緻密な鉛筆の線で描かれた独特の絵と、そのシュールで哲学的な内容にどんどん引き込まれます。
一見ひねくれてみえる”たまご”の行動が、よくよく考えてみると、本質をズバリと突いているようにも思えてきて、クスリと笑った後で、うーんと頭を捻らされる、いろんな意味でひねくれた大人向け絵本です。
ていうか、たまごがやたら偉そうで笑える。

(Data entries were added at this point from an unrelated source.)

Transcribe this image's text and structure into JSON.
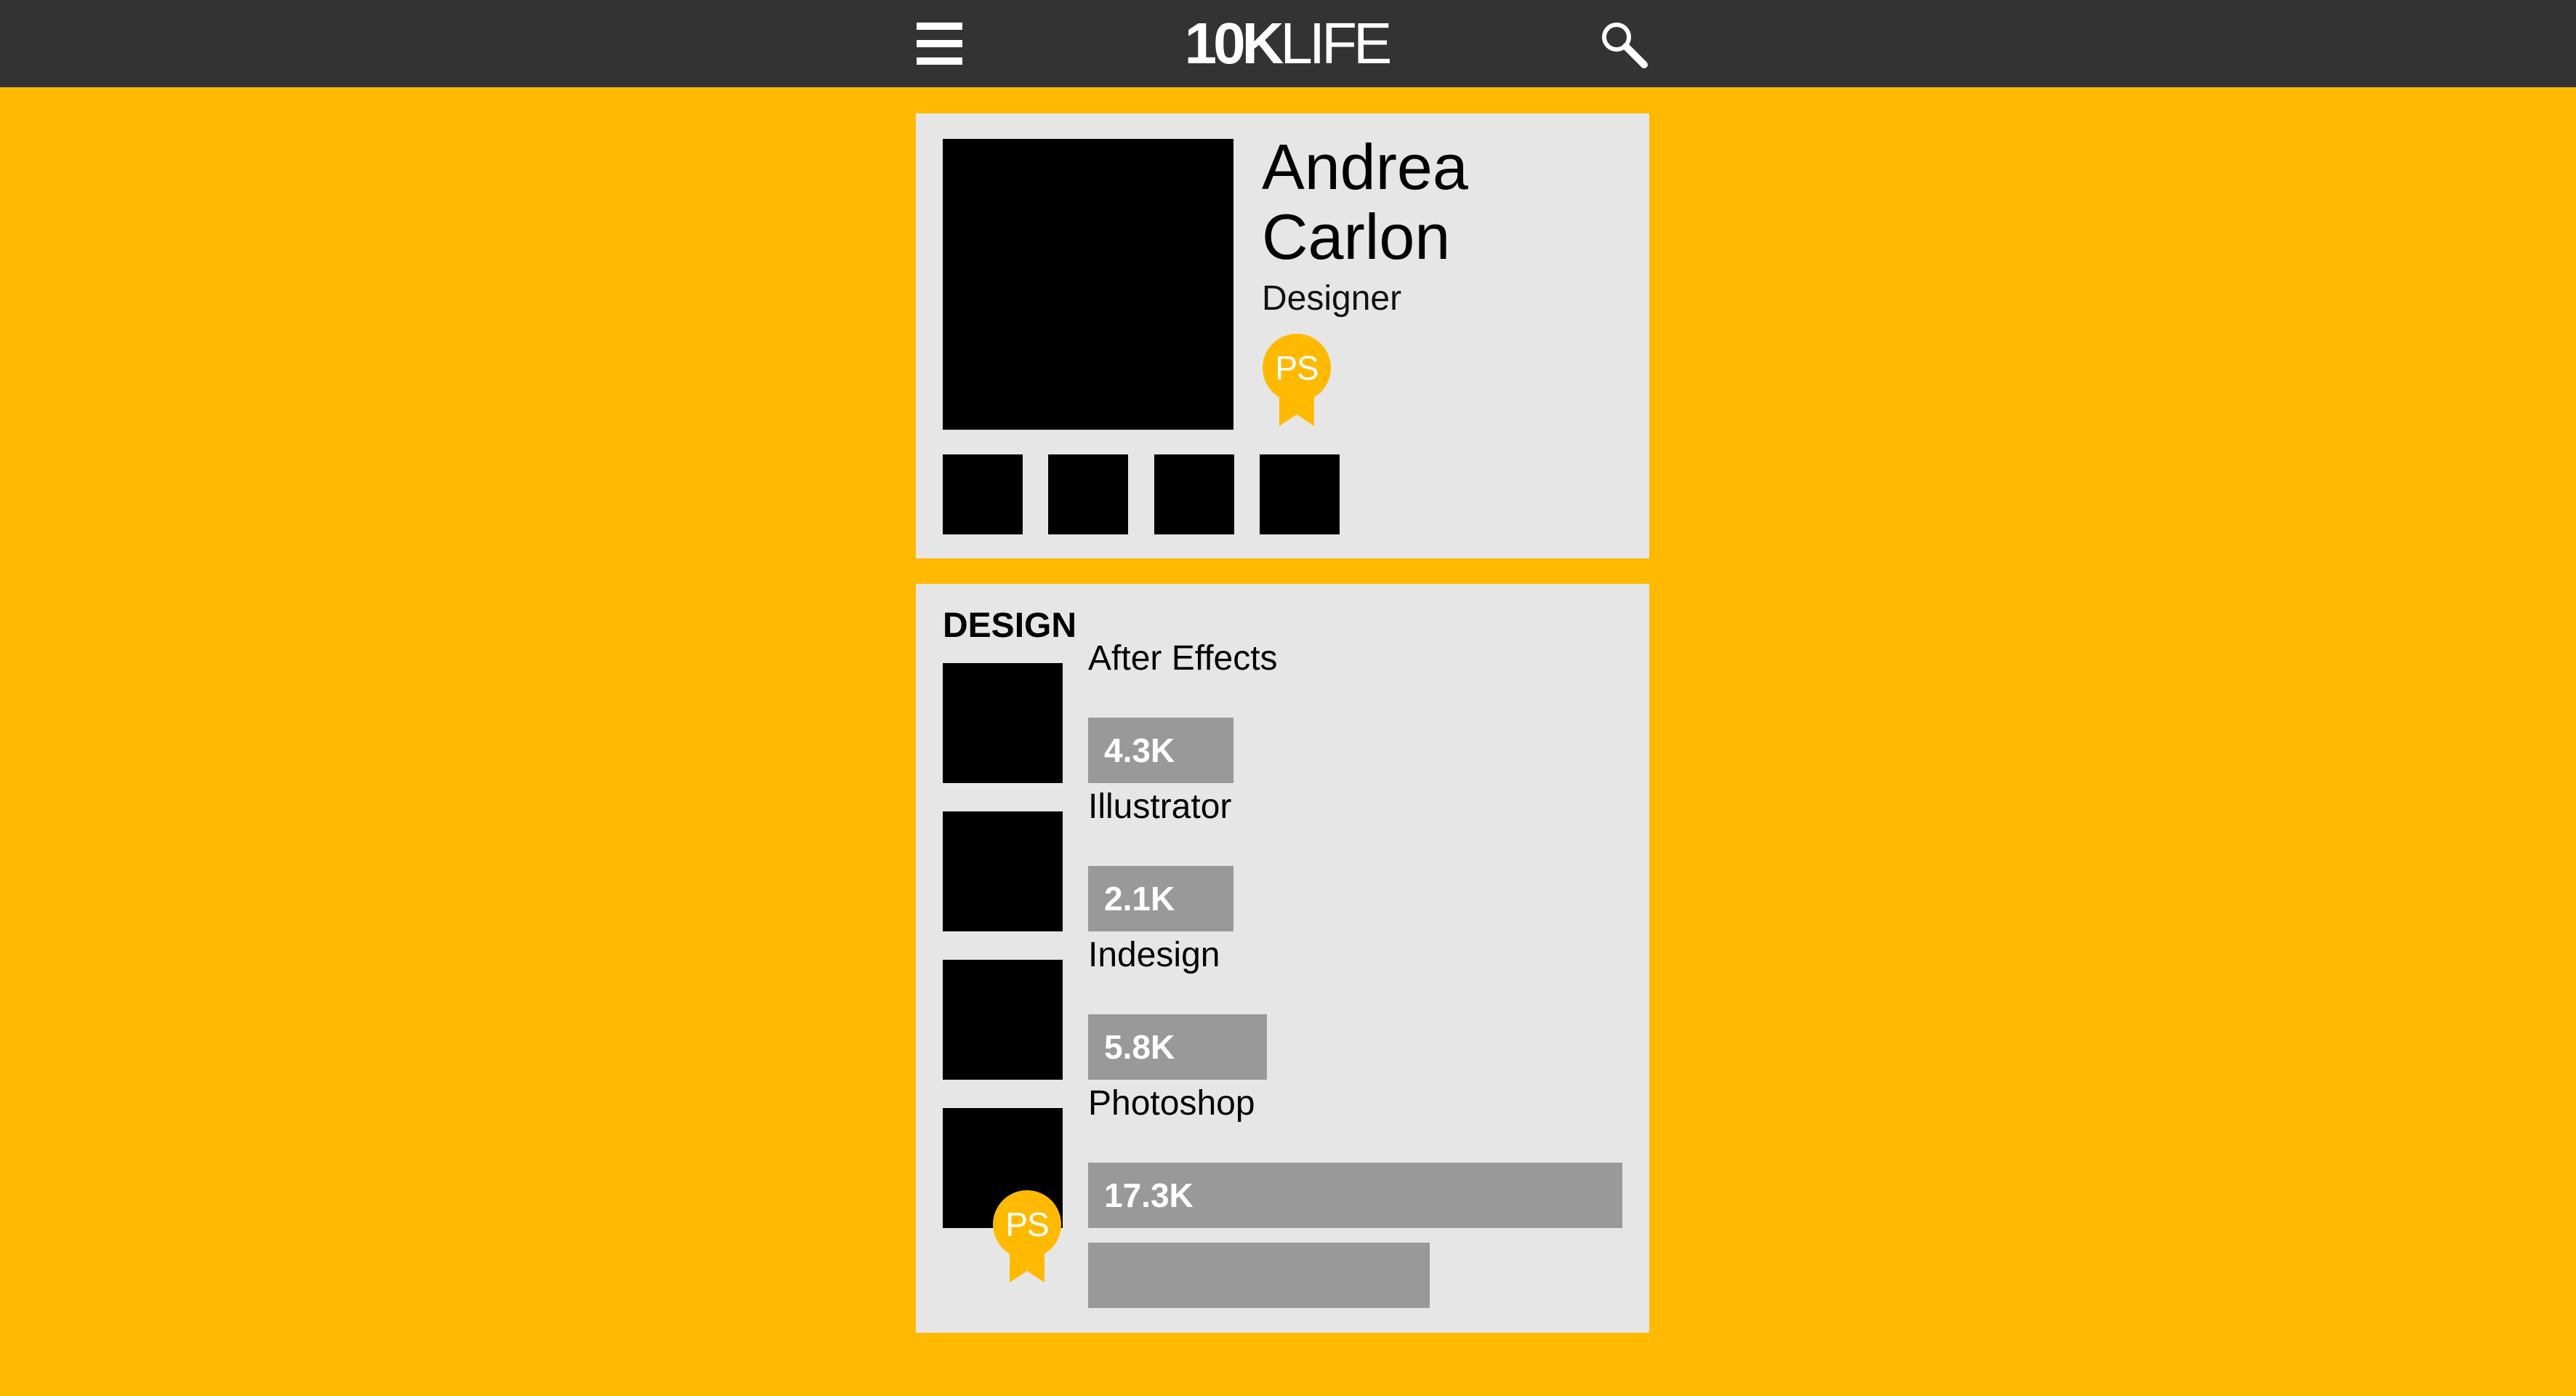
{
  "app": {
    "logo_bold": "10K",
    "logo_thin": "LIFE"
  },
  "colors": {
    "background": "#FFBA00",
    "topbar": "#333333",
    "card": "#E6E6E6",
    "bar": "#999999",
    "badge": "#FFBA00"
  },
  "icons": {
    "menu": "hamburger-menu-icon",
    "search": "magnifier-search-icon",
    "badge": "award-ribbon-icon"
  },
  "profile": {
    "first_name": "Andrea",
    "last_name": "Carlon",
    "role": "Designer",
    "badge_label": "PS"
  },
  "skills": {
    "section_title": "DESIGN",
    "items": [
      {
        "name": "After Effects",
        "value_label": "4.3K",
        "value": 4.3
      },
      {
        "name": "Illustrator",
        "value_label": "2.1K",
        "value": 2.1
      },
      {
        "name": "Indesign",
        "value_label": "5.8K",
        "value": 5.8
      },
      {
        "name": "Photoshop",
        "value_label": "17.3K",
        "value": 17.3,
        "badge_label": "PS"
      }
    ]
  }
}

たまごのくせに。
それでは、あらすじと感想を書いていきます。
あらすじ
はじめて動き、はじめて話したときのこと。
マシュマロと一緒にキッチンの外に探検に行ったこと。
ナッツたちのあらそいを解決したこと。
このたまごはいいたまご? 困ったたまご?
独特の雰囲気に引き込まれる大人も楽しめる絵本
おすすめポイント
・深く考えさせられる大人向けの絵本が好きな方におすすめです。
シニカルなユーモアとひねくれた本質
語り手のたまごは、ずっとキッチンに転がっていたのですが、ある日、自分が動けることに気付きます。
動くことが素敵なことだと思ったたまごは、他のたまごも起こしてみようと思うのですが……、というのが導入です。
動くこと、話すことをはじめたたまごは、起こした”マシュマロ”と共にキッチンの外に冒険に出かけます。
そこで、色んなモノにあれやこれやといちゃもんを付けられます。
例えば、”うえきばち”には
「たべものが うごきまわるな。みっともない。はやく だいどころへ かえれ!」
”クッション”には、
「あらそう。でも だいじょうぶ? よごれてしまったらとりかえしがつかないわよ」
”とけい”には
「きみたちが ほんとうに うらやましいよ。まいにち なにもしなくて いいんだろ? かってきままに ぶらぶらしてさ」
「まいにち なにかは しているよ」
「ああ、しってる。でも それって やらなくてもいいような ことだろう? やってもいいし やらなくてもこまらない。ぼくのしごとは そうはいかない」
うわ~、まじでこういうこと言う人、実際にいるよね~、と苦々しい気分になります。
このいちゃもんに対し、たまごは何ともひねくれて、しかし実に本質的な切り返しをします。
この返し方が、シニカルなユーモアにあふれていて、ついクスリと笑ってしまいます。
特に、”クッション”への返し方が秀逸で、ゲラゲラ笑ってしまいました。
哲学的深み
しかし、ひとしきり笑ってしまった後に、ふと、我が身を振り返ってしまう深みがこのお話にはあります。
ナッツたちが、仲間同士でお互いの些細な違いをあげつらって喧嘩するのに対して、たまごが解決(?)方法を提示する話があるのですが、たまごの考えた解決方法は、あまりに乱暴かつ身も蓋もないもので、子どもには面白いかもしれませんが、大人には身につまされる話だな、と思いました。
子どもに話しているようで、思わずぎくりとさせられる油断ならない絵本です。
とにもかくにも、大人も子どもも、一冊、本棚に入れておきたい絵本でした。